Prepending "and " solves this:
>>> vader(normalize_tokens(tokenize('ok great power'), function ($word) {return strtolower(preg_replace('/\PL/u', '', $word));})) ``PHP Notice: Undefined offset: -1 in /var/mena-tokenrush/vendor/yooper/php-text-analysis/src/Sentiment/Vader.php on line 288
PHP Warnings are treated as exceptions in Laravel apps. PHP Notices are treated as exceptions in our app. This is the reason.
Naive Bayes has its flaws but I may combine 2 or 3 approaches together.
Thank you much for your prompt response !
Hello,
I fixed the software bug that was being triggered when the sentence was too short. You no longer need to add, "and" to the list of tokens. The fix will be available in release version 1.4.1. I got slightly better results than you, after the bug was fixed. Feel free to improve upon the lexicon and contribute your changes back to the project.
array(1) {
'vader' =>
array(3) {
'amazon_cells_labelled.txt' =>
array(9) {
'positive' =>
int(500)
'negative' =>
int(500)
'matched-positive' =>
int(408)
'failed-positive' =>
int(92)
'matched-negative' =>
int(285)
'failed-negative' =>
int(215)
'matched-neutral' =>
int(223)
'matched-ratio-positive' =>
double(81.6)
'matched-ratio-negative' =>
double(57)
}
'imdb_labelled.txt' =>
array(9) {
'positive' =>
int(500)
'negative' =>
int(500)
'matched-positive' =>
int(375)
'failed-positive' =>
int(125)
'matched-negative' =>
int(337)
'failed-negative' =>
int(163)
'matched-neutral' =>
int(163)
'matched-ratio-positive' =>
double(75)
'matched-ratio-negative' =>
double(67.4)
}
'yelp_labelled.txt' =>
array(9) {
'positive' =>
int(500)
'negative' =>
int(500)
'matched-positive' =>
int(397)
'failed-positive' =>
int(103)
'matched-negative' =>
int(263)
'failed-negative' =>
int(237)
'matched-neutral' =>
int(235)
'matched-ratio-positive' =>
double(79.4)
'matched-ratio-negative' =>
double(52.6)
}
}
}
After looking more at the Vader class, I have decided to make the properties within it more accessible.
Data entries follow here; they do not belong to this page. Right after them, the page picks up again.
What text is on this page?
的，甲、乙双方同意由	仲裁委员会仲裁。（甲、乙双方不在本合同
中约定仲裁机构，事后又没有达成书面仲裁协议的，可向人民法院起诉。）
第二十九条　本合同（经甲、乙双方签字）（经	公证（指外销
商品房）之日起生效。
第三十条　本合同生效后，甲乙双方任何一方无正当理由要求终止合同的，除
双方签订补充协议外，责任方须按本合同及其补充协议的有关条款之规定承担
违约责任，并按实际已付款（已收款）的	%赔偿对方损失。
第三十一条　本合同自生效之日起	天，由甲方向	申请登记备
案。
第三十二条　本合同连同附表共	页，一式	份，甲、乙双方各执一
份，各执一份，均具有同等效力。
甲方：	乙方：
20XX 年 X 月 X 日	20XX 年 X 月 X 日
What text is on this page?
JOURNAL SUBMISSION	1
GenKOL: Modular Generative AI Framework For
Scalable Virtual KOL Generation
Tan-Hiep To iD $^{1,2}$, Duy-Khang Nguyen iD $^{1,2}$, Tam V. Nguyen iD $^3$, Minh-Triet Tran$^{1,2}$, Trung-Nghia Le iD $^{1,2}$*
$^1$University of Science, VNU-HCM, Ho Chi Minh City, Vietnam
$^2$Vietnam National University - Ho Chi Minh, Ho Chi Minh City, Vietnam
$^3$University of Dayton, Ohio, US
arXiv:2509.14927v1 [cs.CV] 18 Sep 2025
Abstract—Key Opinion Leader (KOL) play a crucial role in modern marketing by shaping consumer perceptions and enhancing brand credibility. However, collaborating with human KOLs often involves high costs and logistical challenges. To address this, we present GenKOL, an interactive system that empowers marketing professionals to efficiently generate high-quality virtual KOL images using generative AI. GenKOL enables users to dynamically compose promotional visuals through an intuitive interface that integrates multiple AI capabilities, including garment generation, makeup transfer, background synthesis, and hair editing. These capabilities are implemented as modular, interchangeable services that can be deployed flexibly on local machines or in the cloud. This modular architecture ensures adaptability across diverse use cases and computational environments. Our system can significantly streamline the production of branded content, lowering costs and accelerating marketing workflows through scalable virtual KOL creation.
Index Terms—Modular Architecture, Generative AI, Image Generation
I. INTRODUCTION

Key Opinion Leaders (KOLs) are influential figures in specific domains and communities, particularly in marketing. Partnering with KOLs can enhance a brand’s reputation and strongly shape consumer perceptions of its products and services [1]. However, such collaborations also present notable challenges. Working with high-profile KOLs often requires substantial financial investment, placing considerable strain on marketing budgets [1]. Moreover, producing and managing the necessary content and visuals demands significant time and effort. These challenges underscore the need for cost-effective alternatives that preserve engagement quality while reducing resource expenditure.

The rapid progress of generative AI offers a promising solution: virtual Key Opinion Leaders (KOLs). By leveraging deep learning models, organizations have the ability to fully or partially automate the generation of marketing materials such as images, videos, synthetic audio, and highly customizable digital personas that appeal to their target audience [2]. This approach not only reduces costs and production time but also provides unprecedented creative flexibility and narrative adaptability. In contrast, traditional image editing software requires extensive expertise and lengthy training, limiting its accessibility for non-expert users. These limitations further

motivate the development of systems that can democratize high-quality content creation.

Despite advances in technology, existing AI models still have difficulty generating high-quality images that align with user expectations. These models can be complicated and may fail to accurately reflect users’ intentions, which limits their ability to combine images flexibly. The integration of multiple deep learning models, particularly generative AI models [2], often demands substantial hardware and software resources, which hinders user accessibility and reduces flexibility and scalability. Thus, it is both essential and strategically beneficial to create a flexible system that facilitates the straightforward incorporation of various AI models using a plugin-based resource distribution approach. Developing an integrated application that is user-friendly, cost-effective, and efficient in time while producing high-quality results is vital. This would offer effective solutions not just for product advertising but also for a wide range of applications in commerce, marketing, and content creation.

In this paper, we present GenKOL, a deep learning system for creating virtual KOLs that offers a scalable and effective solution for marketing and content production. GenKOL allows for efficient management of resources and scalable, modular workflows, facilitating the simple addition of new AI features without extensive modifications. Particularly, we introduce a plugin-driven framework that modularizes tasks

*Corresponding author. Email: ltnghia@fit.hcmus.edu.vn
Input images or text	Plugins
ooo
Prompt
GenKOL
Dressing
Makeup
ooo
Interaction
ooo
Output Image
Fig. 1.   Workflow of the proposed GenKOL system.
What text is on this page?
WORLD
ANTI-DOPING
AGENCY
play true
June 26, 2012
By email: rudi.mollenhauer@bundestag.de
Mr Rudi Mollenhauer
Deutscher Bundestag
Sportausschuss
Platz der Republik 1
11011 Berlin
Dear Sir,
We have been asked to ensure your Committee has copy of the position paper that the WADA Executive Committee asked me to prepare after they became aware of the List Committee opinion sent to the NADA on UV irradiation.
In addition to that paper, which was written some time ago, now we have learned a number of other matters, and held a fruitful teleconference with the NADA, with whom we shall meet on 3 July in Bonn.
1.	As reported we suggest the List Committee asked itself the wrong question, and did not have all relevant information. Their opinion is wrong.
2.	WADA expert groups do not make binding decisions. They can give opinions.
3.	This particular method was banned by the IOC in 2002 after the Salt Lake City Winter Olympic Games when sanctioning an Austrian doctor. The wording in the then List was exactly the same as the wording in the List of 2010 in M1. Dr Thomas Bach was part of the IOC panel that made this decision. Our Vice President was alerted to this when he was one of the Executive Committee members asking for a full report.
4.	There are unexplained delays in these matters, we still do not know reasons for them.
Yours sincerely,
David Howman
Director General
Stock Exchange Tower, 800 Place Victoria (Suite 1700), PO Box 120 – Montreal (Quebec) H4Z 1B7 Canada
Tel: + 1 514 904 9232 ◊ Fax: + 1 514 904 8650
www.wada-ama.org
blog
You can now modify the tokens and their weights. Please review the changes in commit ad5b139 for ways to directly modify properties of the class to better improve your results.
Changes will be available in version 1.4.2 release.
I will close this issue tomorrow, if no feedback is received.
Cheers,
Awesome ! Thank you ! A bigger Lexicon would be the other big improvement but I may suggest it in the Vader repo.